Primarily, SOX details what must be reported from a financial view of your corporation, and when those reports must be made. It also details guidelines for internal compliance operations to ensure that these reports can be created on time and accurately. The SOX requirements have serious implications for your DR planning.
What SOX says
SOX clearly states a harsh set of fines and other punishments for failure to comply with the law; however, it doesn't offer any leeway when it comes to being unable to meet your requirements due to a disaster or other data-loss event. You must be able to file your reports and have the data to back them up, no matter what else may be going on in the organization or its data center. While I'm fairly sure massive disasters like the hurricanes in the Gulf Coast region would mitigate some of the punishments due to SOX violation, there is no guarantee that this would be allowed. The bottom line is that even in the case of large-scale disasters, your company could be held liable if you cannot meet the requirements of the regulations.

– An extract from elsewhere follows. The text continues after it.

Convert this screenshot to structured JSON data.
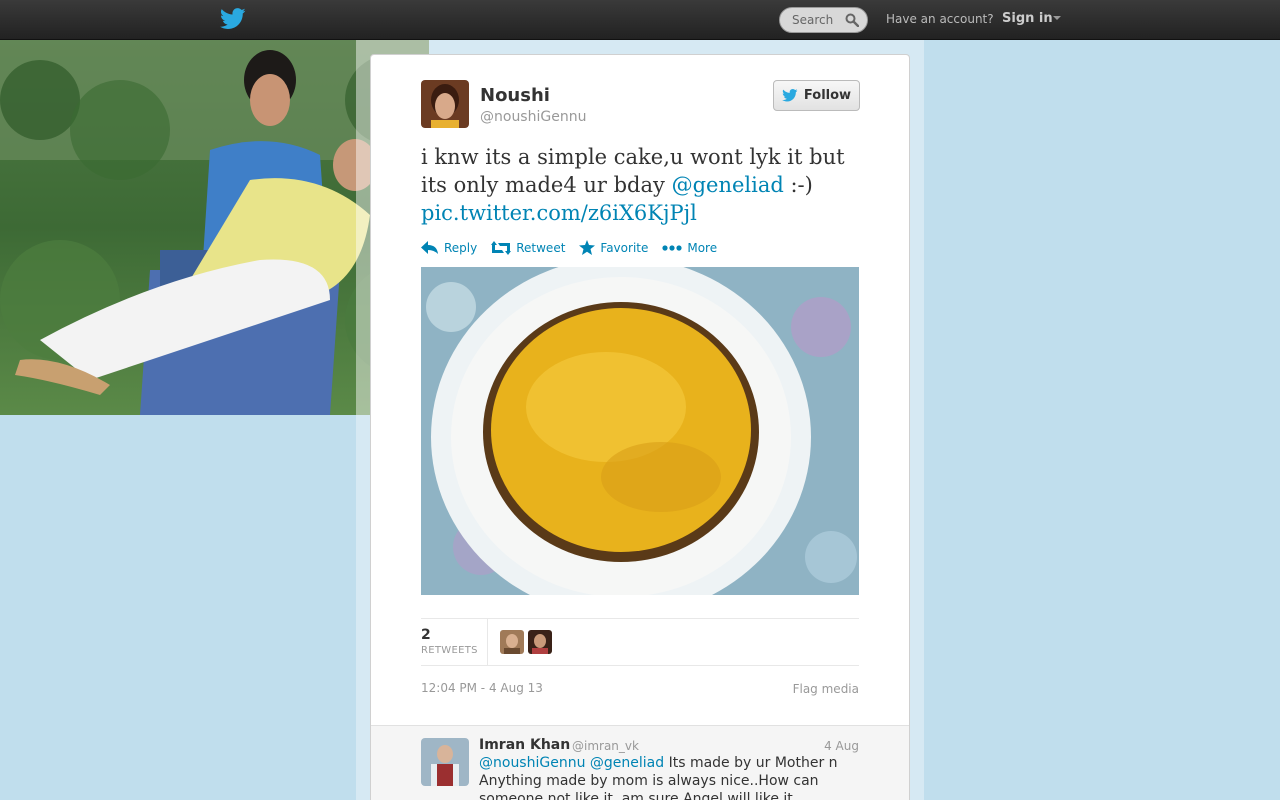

The section of the SOX Act (see page 45 of this PDF) that most pertains to your DR plan is Sec. 404, Management Assessment of Internal Controls. It stipulates that the organization should "state the responsibility of management for establishing and maintaining an adequate internal control structure" and "contain an assessment, as of the end of the most recent fiscal year of the issuer, of the effectiveness of the internal control structure and procedures of the issuer for financial reporting."
What SOX means
Much like HIPAA, SOX does not spell out specific kinds of technology that you must employ or give requirements about how often backups are made, where they should be stored, etc. All of those decisions are left up to you, but you must document the policies and procedures you put in place to safeguard your data and make sure it's available for reporting on an annual basis. Covering all the gaps could mean implementing new systems—hardware and software—that puts a sizable dent in your budget. It is this expense that's heating up the SOX debate right now. The SEC is prepared to create a huge loophole that opponents say would gut the Act and basically exempt 80 percent of all public companies from having to get their internal controls validated by an auditor.

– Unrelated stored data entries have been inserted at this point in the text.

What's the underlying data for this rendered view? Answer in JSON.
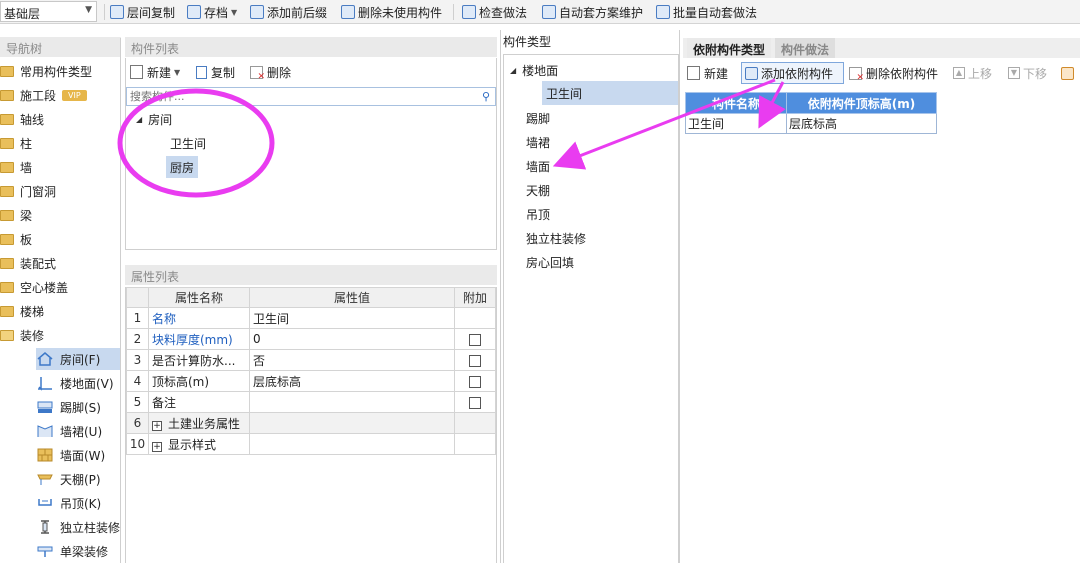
{
  "toolbar": {
    "layer_value": "基础层",
    "buttons": {
      "layer_copy": "层间复制",
      "save": "存档",
      "add_prefix": "添加前后缀",
      "delete_unused": "删除未使用构件",
      "check_method": "检查做法",
      "auto_scheme": "自动套方案维护",
      "batch_auto": "批量自动套做法"
    }
  },
  "nav": {
    "header": "导航树",
    "items": [
      "常用构件类型",
      "施工段",
      "轴线",
      "柱",
      "墙",
      "门窗洞",
      "梁",
      "板",
      "装配式",
      "空心楼盖",
      "楼梯",
      "装修"
    ],
    "vip_badge": "VIP",
    "subitems": [
      "房间(F)",
      "楼地面(V)",
      "踢脚(S)",
      "墙裙(U)",
      "墙面(W)",
      "天棚(P)",
      "吊顶(K)",
      "独立柱装修",
      "单梁装修"
    ]
  },
  "component_list": {
    "header": "构件列表",
    "new_label": "新建",
    "copy_label": "复制",
    "delete_label": "删除",
    "search_placeholder": "搜索构件...",
    "tree": {
      "root": "房间",
      "children": [
        "卫生间",
        "厨房"
      ]
    }
  },
  "properties": {
    "header": "属性列表",
    "columns": [
      "属性名称",
      "属性值",
      "附加"
    ],
    "rows": [
      {
        "num": "1",
        "name": "名称",
        "value": "卫生间"
      },
      {
        "num": "2",
        "name": "块料厚度(mm)",
        "value": "0"
      },
      {
        "num": "3",
        "name": "是否计算防水...",
        "value": "否"
      },
      {
        "num": "4",
        "name": "顶标高(m)",
        "value": "层底标高"
      },
      {
        "num": "5",
        "name": "备注",
        "value": ""
      },
      {
        "num": "6",
        "name": "土建业务属性",
        "value": ""
      },
      {
        "num": "10",
        "name": "显示样式",
        "value": ""
      }
    ]
  },
  "component_type": {
    "header": "构件类型",
    "tree": {
      "root": "楼地面",
      "root_child": "卫生间",
      "items": [
        "踢脚",
        "墙裙",
        "墙面",
        "天棚",
        "吊顶",
        "独立柱装修",
        "房心回填"
      ]
    }
  },
  "dependent": {
    "tabs": [
      "依附构件类型",
      "构件做法"
    ],
    "buttons": {
      "new": "新建",
      "add": "添加依附构件",
      "delete": "删除依附构件",
      "up": "上移",
      "down": "下移"
    },
    "columns": [
      "构件名称",
      "依附构件顶标高(m)"
    ],
    "rows": [
      {
        "name": "卫生间",
        "top": "层底标高"
      }
    ]
  },
  "annotation_color": "#e93cf0"
}
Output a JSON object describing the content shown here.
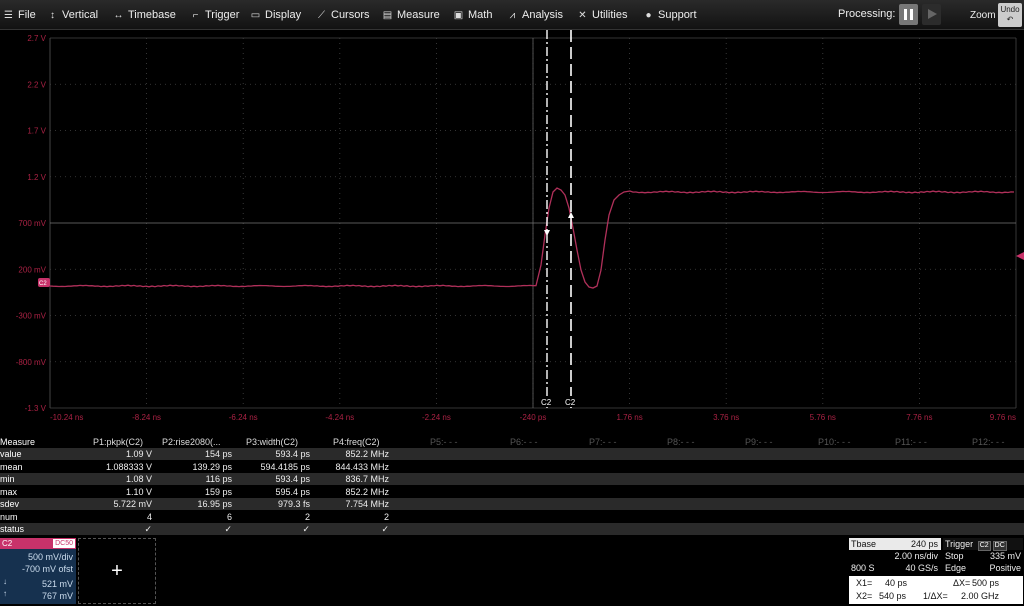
{
  "menu": {
    "items": [
      {
        "label": "File",
        "icon": "file-icon",
        "glyph": "☰"
      },
      {
        "label": "Vertical",
        "icon": "vertical-icon",
        "glyph": "↕"
      },
      {
        "label": "Timebase",
        "icon": "timebase-icon",
        "glyph": "↔"
      },
      {
        "label": "Trigger",
        "icon": "trigger-icon",
        "glyph": "⌐"
      },
      {
        "label": "Display",
        "icon": "display-icon",
        "glyph": "▭"
      },
      {
        "label": "Cursors",
        "icon": "cursors-icon",
        "glyph": "⟋"
      },
      {
        "label": "Measure",
        "icon": "measure-icon",
        "glyph": "▤"
      },
      {
        "label": "Math",
        "icon": "math-icon",
        "glyph": "▣"
      },
      {
        "label": "Analysis",
        "icon": "analysis-icon",
        "glyph": "⩘"
      },
      {
        "label": "Utilities",
        "icon": "utilities-icon",
        "glyph": "✕"
      },
      {
        "label": "Support",
        "icon": "support-icon",
        "glyph": "●"
      }
    ],
    "processing_label": "Processing:",
    "zoom_label": "Zoom",
    "undo_label": "Undo"
  },
  "grid": {
    "y_labels": [
      "2.7 V",
      "2.2 V",
      "1.7 V",
      "1.2 V",
      "700 mV",
      "200 mV",
      "-300 mV",
      "-800 mV",
      "-1.3 V"
    ],
    "x_labels": [
      "-10.24 ns",
      "-8.24 ns",
      "-6.24 ns",
      "-4.24 ns",
      "-2.24 ns",
      "-240 ps",
      "1.76 ns",
      "3.76 ns",
      "5.76 ns",
      "7.76 ns",
      "9.76 ns"
    ],
    "cursor_labels": [
      "C2",
      "C2"
    ],
    "trace_marker": "C2",
    "trace_color": "#b0305a"
  },
  "measure": {
    "title": "Measure",
    "params": [
      "P1:pkpk(C2)",
      "P2:rise2080(...",
      "P3:width(C2)",
      "P4:freq(C2)"
    ],
    "empty_params": [
      "P5:- - -",
      "P6:- - -",
      "P7:- - -",
      "P8:- - -",
      "P9:- - -",
      "P10:- - -",
      "P11:- - -",
      "P12:- - -"
    ],
    "rows": [
      {
        "label": "value",
        "cells": [
          "1.09 V",
          "154 ps",
          "593.4 ps",
          "852.2 MHz"
        ]
      },
      {
        "label": "mean",
        "cells": [
          "1.088333 V",
          "139.29 ps",
          "594.4185 ps",
          "844.433 MHz"
        ]
      },
      {
        "label": "min",
        "cells": [
          "1.08 V",
          "116 ps",
          "593.4 ps",
          "836.7 MHz"
        ]
      },
      {
        "label": "max",
        "cells": [
          "1.10 V",
          "159 ps",
          "595.4 ps",
          "852.2 MHz"
        ]
      },
      {
        "label": "sdev",
        "cells": [
          "5.722 mV",
          "16.95 ps",
          "979.3 fs",
          "7.754 MHz"
        ]
      },
      {
        "label": "num",
        "cells": [
          "4",
          "6",
          "2",
          "2"
        ]
      },
      {
        "label": "status",
        "cells": [
          "✓",
          "✓",
          "✓",
          "✓"
        ]
      }
    ]
  },
  "channel": {
    "name": "C2",
    "coupling": "DC50",
    "vdiv": "500 mV/div",
    "offset": "-700 mV ofst",
    "cursor1": "521 mV",
    "cursor2": "767 mV",
    "add_label": "+"
  },
  "timebase": {
    "title": "Tbase",
    "delay": "240 ps",
    "tdiv": "2.00 ns/div",
    "samples": "800 S",
    "rate": "40 GS/s"
  },
  "trigger": {
    "title": "Trigger",
    "badge1": "C2",
    "badge2": "DC",
    "mode": "Stop",
    "level": "335 mV",
    "type": "Edge",
    "slope": "Positive"
  },
  "cursors": {
    "x1_label": "X1=",
    "x1": "40 ps",
    "dx_label": "ΔX=",
    "dx": "500 ps",
    "x2_label": "X2=",
    "x2": "540 ps",
    "inv_label": "1/ΔX=",
    "inv": "2.00 GHz"
  }
}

Preparation for DR in light of SOX has two primary parts. The first is putting systems in place to completely protect all financial and other data required to meet the reporting regulations and to archive the data to meet future requests for clarification of those reports. The second is to clearly and expressly document all these procedures so that in the event of a SOX audit, the auditors clearly see that the DR plan exists and will appropriately protect the data.
On the surface, this sounds pretty straight-forward. You no doubt have already begun DR planning, and therefore are already looking to protect this data, but the complexity of the Act means that you'll need to speak with internal and possibly external counsel in order to figure out exactly which data is the most crucial. In addition, many companies are using intricate software packages to make sure they are in compliance with SOX, and therefore these new systems will need to immediately become part of your DR planning.
SOX DR planning is definitely a series of hurdles that every publicly traded company must overcome. There is little or no "wiggle room" here, as the government agencies responsible for enforcement are definitely still remembering previous debacles in accounting and will be unlikely to show any mercy to you or your DR plan if reports cannot be filed on time.